U researcher on international team looking for nearby dwarf galaxies

The University Record, January 17, 2000 By Sally Pobojewski
News and Information Services

An international team of astronomers presented the latest Hubble Space Telescope data on their census of dwarf galaxies in a series of poster presentations held in Atlanta Jan. 12 during the American Astronomical Society meeting. Dwarf galaxies are the most common type of galaxy in the universe, but their total numbers are very uncertain. The team uses what would otherwise be unused time on the Hubble Space Telescope to improve the census of nearby dwarf galaxies.

Patrick Seitzer, a U-M assistant research scientist and leader of the research team, explained that, “Most of the suspected nearby galaxies in our survey were selected, based on close inspection of sky photographs, by team members Valentina E. Kara-chentseva (Ukraine) and Igor D. Karachentsev (Russia). These team members surveyed large sections of the sky looking for very faint, fuzzy objects, which might be nearby galaxies, but are so far away that the blurring effects of the Earth’s atmosphere make it impossible to resolve the object’s image into individual stars.

“Because the Hubble Space Telescope (HST) is above the atmosphere, its observations are unaffected by this blurring effect. Every HST image produces a very clear view of nearby galaxies, resolving the closest ones into stars. By measuring the brightnesses and colors of the brightest stars, we can determine an approximate distance to the galaxy and whether the brightest stars are very old or very young.

“We use the Hubble Space Telescope in what is called snapshot mode. After the schedule for approved program observations has been determined, there are occasional gaps of one or two orbits where regular program observations are impossible to fit in. During these gaps, it is possible to take very short exposures of selected objects. This is the mode that our team uses. In a single orbit, we take one short 10-minute exposure of a candidate galaxy through a green filter and one 10-minute exposure through a red filter.

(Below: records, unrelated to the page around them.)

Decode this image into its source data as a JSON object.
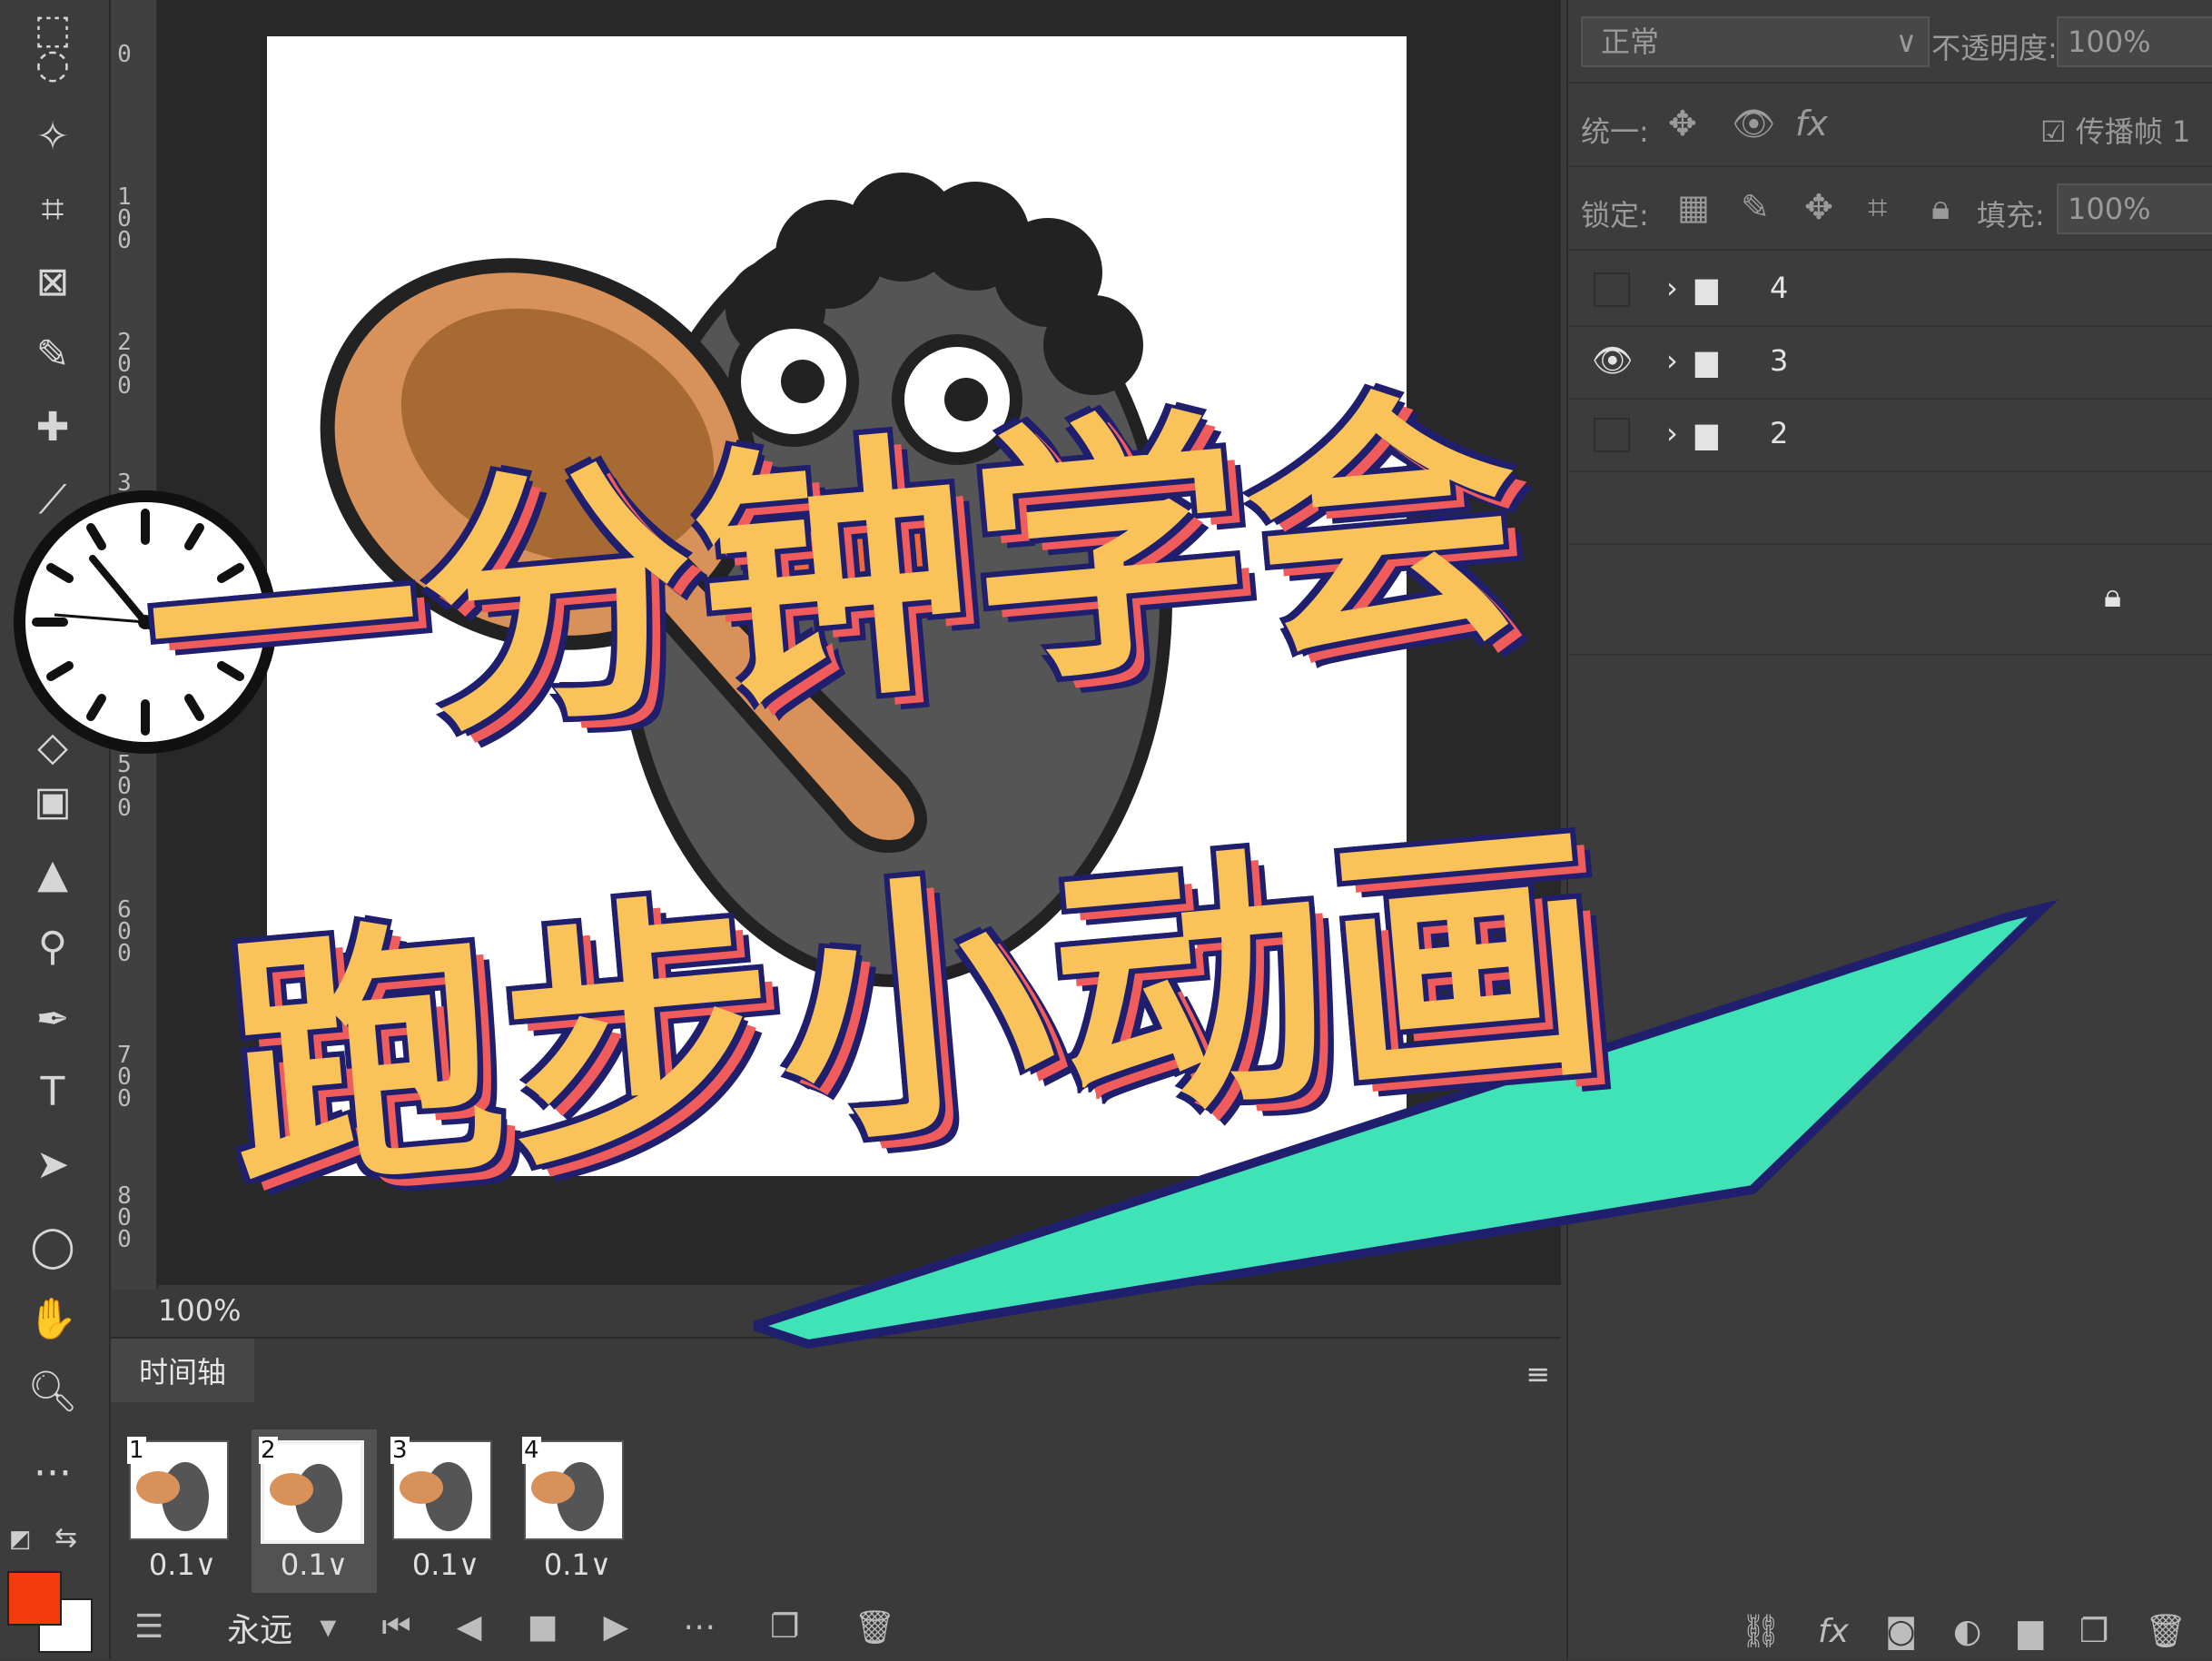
{
  "colors": {
    "accent_foreground": "#f43b0d",
    "background_swatch": "#ffffff",
    "title_fill": "#f9c35a",
    "title_shadow": "#f05b5b",
    "title_outline": "#1f1f6e",
    "teal_banner": "#40e3b5"
  },
  "toolbar": {
    "tools": [
      "lasso-icon",
      "magic-wand-icon",
      "crop-icon",
      "frame-icon",
      "eyedropper-icon",
      "healing-icon",
      "brush-icon",
      "eraser-icon",
      "gradient-icon",
      "blur-icon",
      "dodge-icon",
      "pen-icon",
      "type-icon",
      "path-select-icon",
      "ellipse-icon",
      "hand-icon",
      "zoom-icon",
      "more-icon"
    ]
  },
  "ruler": {
    "labels": [
      "0",
      "1\n0\n0",
      "2\n0\n0",
      "3",
      "5\n0\n0",
      "6\n0\n0",
      "7\n0\n0",
      "8\n0\n0"
    ]
  },
  "status": {
    "zoom": "100%"
  },
  "timeline": {
    "tab_label": "时间轴",
    "frames": [
      {
        "num": "1",
        "delay": "0.1∨"
      },
      {
        "num": "2",
        "delay": "0.1∨"
      },
      {
        "num": "3",
        "delay": "0.1∨"
      },
      {
        "num": "4",
        "delay": "0.1∨"
      }
    ],
    "loop_label": "永远"
  },
  "panel": {
    "blend_mode": "正常",
    "opacity_label": "不透明度:",
    "opacity_value": "100%",
    "unify_label": "统一:",
    "propagate_label": "传播帧 1",
    "lock_label": "锁定:",
    "fill_label": "填充:",
    "fill_value": "100%",
    "layers": [
      {
        "name": "4",
        "visible": false
      },
      {
        "name": "3",
        "visible": true
      },
      {
        "name": "2",
        "visible": false
      }
    ]
  },
  "overlay": {
    "line1": "一分钟学会",
    "line2": "跑步小动画"
  }
}
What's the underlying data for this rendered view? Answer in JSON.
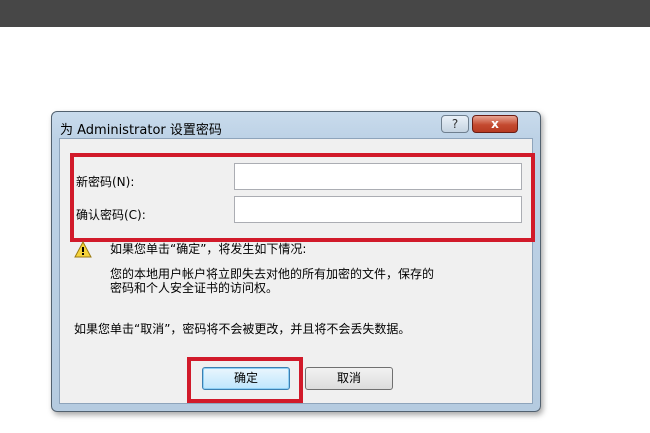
{
  "dialog": {
    "title": "为 Administrator 设置密码",
    "help_label": "?",
    "close_label": "x"
  },
  "form": {
    "new_password_label": "新密码(N):",
    "new_password_value": "",
    "confirm_password_label": "确认密码(C):",
    "confirm_password_value": ""
  },
  "warning": {
    "icon": "warning-icon",
    "line1": "如果您单击“确定”，将发生如下情况:",
    "line2": "您的本地用户帐户将立即失去对他的所有加密的文件，保存的",
    "line3": "密码和个人安全证书的访问权。"
  },
  "cancel_note": "如果您单击“取消”，密码将不会被更改，并且将不会丢失数据。",
  "buttons": {
    "ok_label": "确定",
    "cancel_label": "取消"
  },
  "colors": {
    "highlight": "#d11a2a",
    "top_bar": "#474747"
  }
}
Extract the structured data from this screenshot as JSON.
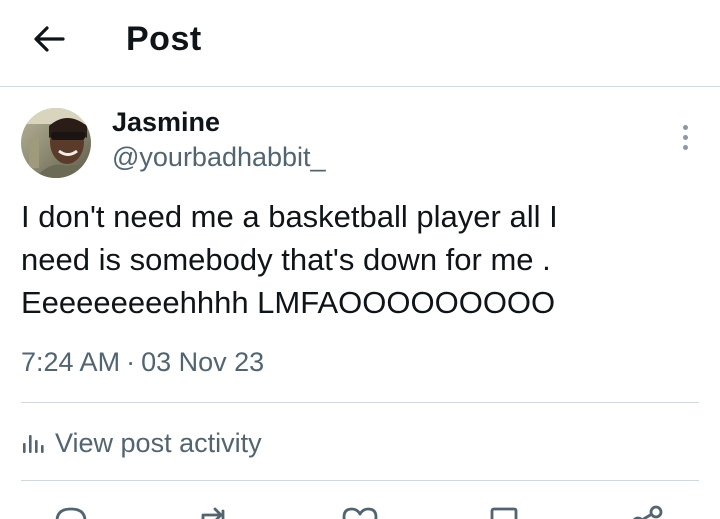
{
  "header": {
    "back_icon": "arrow-left-icon",
    "title": "Post"
  },
  "post": {
    "author": {
      "display_name": "Jasmine",
      "handle": "@yourbadhabbit_",
      "avatar_icon": "avatar-photo"
    },
    "more_icon": "more-vertical-icon",
    "text_lines": [
      "I don't need me a basketball player all I",
      "need is somebody that's down for me .",
      "Eeeeeeeeehhhh LMFAOOOOOOOOO"
    ],
    "time": "7:24 AM",
    "separator": "·",
    "date": "03 Nov 23"
  },
  "activity": {
    "icon": "analytics-icon",
    "label": "View post activity"
  },
  "actions": {
    "reply_icon": "reply-icon",
    "repost_icon": "repost-icon",
    "like_icon": "heart-icon",
    "bookmark_icon": "bookmark-icon",
    "share_icon": "share-icon"
  },
  "colors": {
    "text_primary": "#0f1419",
    "text_secondary": "#536471",
    "divider": "#cfd9de",
    "background": "#ffffff"
  }
}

“Although there is no guarantee of obtaining data for a snapshot proposal like ours, we have been very successful since the program began in July 1999. Since then, we have obtained data for 33 galaxies from our initial target list of 75 candidates. Of these, 23 are well-resolved into stars and within four Mpc.”

Examples of survey data can be seen on the Web at www.astro.lsa.umich.edu/users/seitzer/snapshot.

Members of the Hubble Space Telescope Snapshot Galaxy Survey team, in addition to Seitzer, are:

Eva K. Grebel, University of Washington; Andrew E. Dolphin, Kitt Peak National Observatory, National Optical Astronomy Observatories; Doug Geisler, Universidad de Concepcion, Chile; Puragra Guhathakurta, Lick Observatory, University of California, Santa Cruz; Paul W. Hodge, University of Washington; Igor D. Karachentsev, Special Astrophysical Observatory, Russian Academy of Sciences; Valentina E. Karachentseva, Astronomical Observatory of Kiev University, Ukraine; and Ata Sarajedini, Wesleyan University.